How We Work in Big Data & Data Science
Improving user engagement is our number one priority while developing our products. We need to understand the interests of our users, their habits and how they interact with the product to give the users what they want and keep them engaged. It is not an easy task to accomplish, but it is definitely an essential factor in building a product that users love. We listen to our users all the time by analyzing their behaviors and generating insights to see what works and what doesn't.
Delivering on this promise requires a two-fold approach: (i) Building the data pipeline and SDKs to do a lot of heavy lifting for our products when it comes to data collection and the processing of this data, and (ii) democratizing the data access within the company to enable everyone to slice & dice the data we accumulate.

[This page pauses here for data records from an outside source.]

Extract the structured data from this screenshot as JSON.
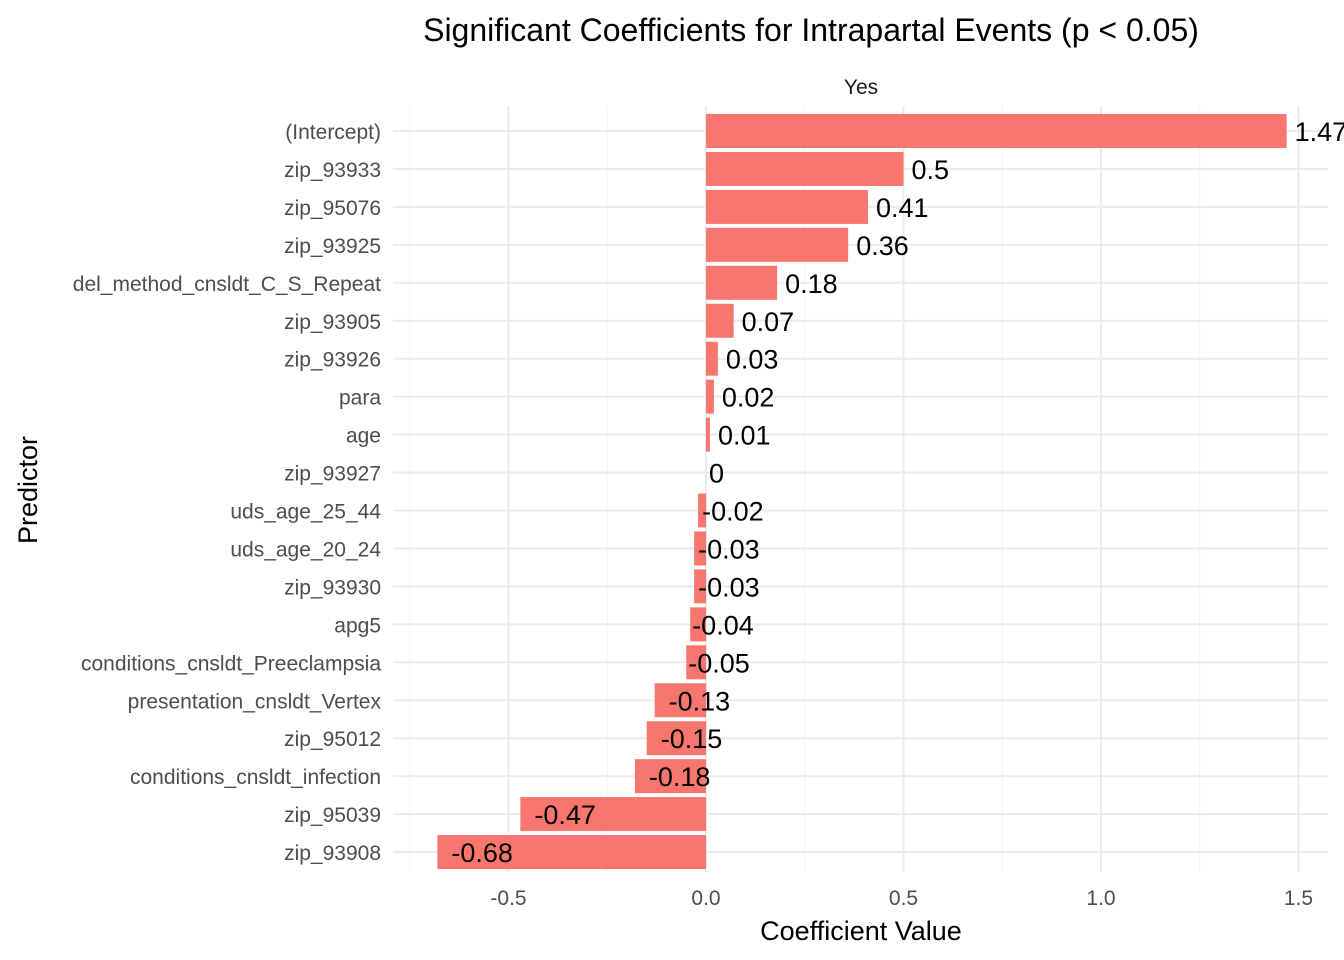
{
  "chart_data": {
    "type": "bar",
    "orientation": "horizontal",
    "title": "Significant Coefficients for Intrapartal Events (p < 0.05)",
    "facet_label": "Yes",
    "xlabel": "Coefficient Value",
    "ylabel": "Predictor",
    "xlim": [
      -0.75,
      1.55
    ],
    "x_ticks": [
      -0.5,
      0.0,
      0.5,
      1.0,
      1.5
    ],
    "x_tick_labels": [
      "-0.5",
      "0.0",
      "0.5",
      "1.0",
      "1.5"
    ],
    "grid": true,
    "legend": "none",
    "bar_color": "#F8766D",
    "categories": [
      "(Intercept)",
      "zip_93933",
      "zip_95076",
      "zip_93925",
      "del_method_cnsldt_C_S_Repeat",
      "zip_93905",
      "zip_93926",
      "para",
      "age",
      "zip_93927",
      "uds_age_25_44",
      "uds_age_20_24",
      "zip_93930",
      "apg5",
      "conditions_cnsldt_Preeclampsia",
      "presentation_cnsldt_Vertex",
      "zip_95012",
      "conditions_cnsldt_infection",
      "zip_95039",
      "zip_93908"
    ],
    "values": [
      1.47,
      0.5,
      0.41,
      0.36,
      0.18,
      0.07,
      0.03,
      0.02,
      0.01,
      0.0,
      -0.02,
      -0.03,
      -0.03,
      -0.04,
      -0.05,
      -0.13,
      -0.15,
      -0.18,
      -0.47,
      -0.68
    ],
    "value_labels": [
      "1.47",
      "0.5",
      "0.41",
      "0.36",
      "0.18",
      "0.07",
      "0.03",
      "0.02",
      "0.01",
      "0",
      "-0.02",
      "-0.03",
      "-0.03",
      "-0.04",
      "-0.05",
      "-0.13",
      "-0.15",
      "-0.18",
      "-0.47",
      "-0.68"
    ]
  }
}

Our Big Data team is responsible for building end-to-end data pipelines and delivering the processed data to the target services so that our Data Science team can enable everyone to generate actionable insights.
However, technology itself isn't enough to create impact: embracing this technology is vitally important. Luckily, we’ve got a team with a never-ending appetite for learning and experimentation, which ultimately empowers a data driven culture.

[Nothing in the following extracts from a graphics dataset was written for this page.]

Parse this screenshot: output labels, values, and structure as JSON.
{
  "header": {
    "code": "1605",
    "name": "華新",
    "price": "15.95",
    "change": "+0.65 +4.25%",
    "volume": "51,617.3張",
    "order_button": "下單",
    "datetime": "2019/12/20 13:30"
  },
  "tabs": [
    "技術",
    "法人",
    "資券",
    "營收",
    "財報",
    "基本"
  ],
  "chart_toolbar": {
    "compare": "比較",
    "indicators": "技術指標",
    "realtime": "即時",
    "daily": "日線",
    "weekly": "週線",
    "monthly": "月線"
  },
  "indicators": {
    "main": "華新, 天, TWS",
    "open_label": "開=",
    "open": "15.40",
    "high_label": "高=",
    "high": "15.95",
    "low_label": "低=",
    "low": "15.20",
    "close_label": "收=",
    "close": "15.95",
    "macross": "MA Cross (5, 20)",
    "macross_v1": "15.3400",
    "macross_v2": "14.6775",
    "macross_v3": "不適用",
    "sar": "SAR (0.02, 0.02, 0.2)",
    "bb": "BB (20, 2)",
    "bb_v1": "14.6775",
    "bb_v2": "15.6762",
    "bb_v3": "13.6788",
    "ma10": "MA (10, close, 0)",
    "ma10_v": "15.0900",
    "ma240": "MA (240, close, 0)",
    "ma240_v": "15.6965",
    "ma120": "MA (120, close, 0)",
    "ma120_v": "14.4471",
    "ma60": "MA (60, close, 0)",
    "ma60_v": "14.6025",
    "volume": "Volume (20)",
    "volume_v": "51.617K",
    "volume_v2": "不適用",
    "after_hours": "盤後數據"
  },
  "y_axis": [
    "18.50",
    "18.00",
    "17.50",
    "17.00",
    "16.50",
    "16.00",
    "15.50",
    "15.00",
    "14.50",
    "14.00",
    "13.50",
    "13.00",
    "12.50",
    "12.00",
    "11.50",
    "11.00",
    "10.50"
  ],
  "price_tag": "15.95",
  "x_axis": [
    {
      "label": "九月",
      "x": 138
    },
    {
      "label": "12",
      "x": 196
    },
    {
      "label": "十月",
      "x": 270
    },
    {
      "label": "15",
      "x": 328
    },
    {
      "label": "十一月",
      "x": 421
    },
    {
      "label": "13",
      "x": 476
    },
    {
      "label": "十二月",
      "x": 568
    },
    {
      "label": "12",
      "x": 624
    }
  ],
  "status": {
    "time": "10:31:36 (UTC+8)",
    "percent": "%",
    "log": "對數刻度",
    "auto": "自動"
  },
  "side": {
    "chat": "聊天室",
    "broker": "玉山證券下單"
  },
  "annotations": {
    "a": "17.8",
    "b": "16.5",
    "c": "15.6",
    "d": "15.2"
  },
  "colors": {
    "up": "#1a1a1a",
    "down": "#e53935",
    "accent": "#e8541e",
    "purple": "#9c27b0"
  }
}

Our approach to building data services is simple. Technology for the sake of technology is meaningless. Technology is most effective when it is purpose-driven; hence it should be targeted towards a purpose. We always aim to maximize the value we create when developing new services and that's how we make technology truly work for our users.
As our user base grows, the volume of data increases at an ever-increasing rate. Our big data platform has evolved to keep pace. We currently collect billions of events and five terabytes of behavioral data each day. Our architecture consists of mobile SDKs, APIs, Go/Java/Python based services and a data warehouse to store and process close to a petabyte of user data. Our Data Science team creates data models and uses visualization tools to make it accessible by both technical and non-technical people.

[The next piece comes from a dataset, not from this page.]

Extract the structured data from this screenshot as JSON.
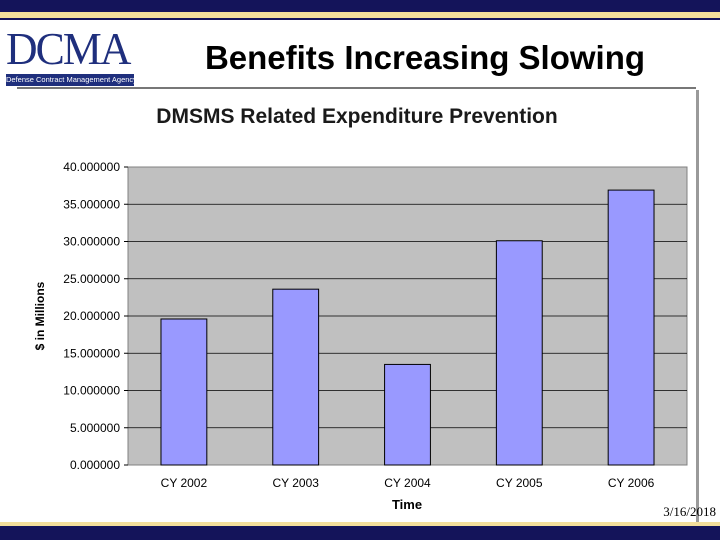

We have several practices to keep the data flowing:
- All of our services are designed to be fault tolerant and highly available. Every aspect of the infrastructure is built with failure in mind, because at this scale anything can fail.
- Our software is verified by automated tests and deployed by continuous deployment tools. It is important to have a reproducible testing and deployment pipeline to ensure we deploy our services to production numerous times in a day without being afraid of breaking things.
- After the code is deployed we monitor our services to ensure that everything is still running smoothly. We have an extensive monitoring approach to measure the performance of our services and keep track of failures happening at any part of the pipeline.
- Once the data arrives its final destination, which is our data warehouse, it is ready for further processing by the Data Science team. At this stage, we create necessary data models and crunch our data down to bite sized, easily digestible data layers to turn this enormous volume into meaningful insights, along with heavily customizable dashboards where our teams can break the data down in the way they like.
Needless to say, this is only the tip of the iceberg. We always assess and reflect on our previous decisions to improve our architecture; because our products, users and the technology itself are always changing. We are a part of that change too.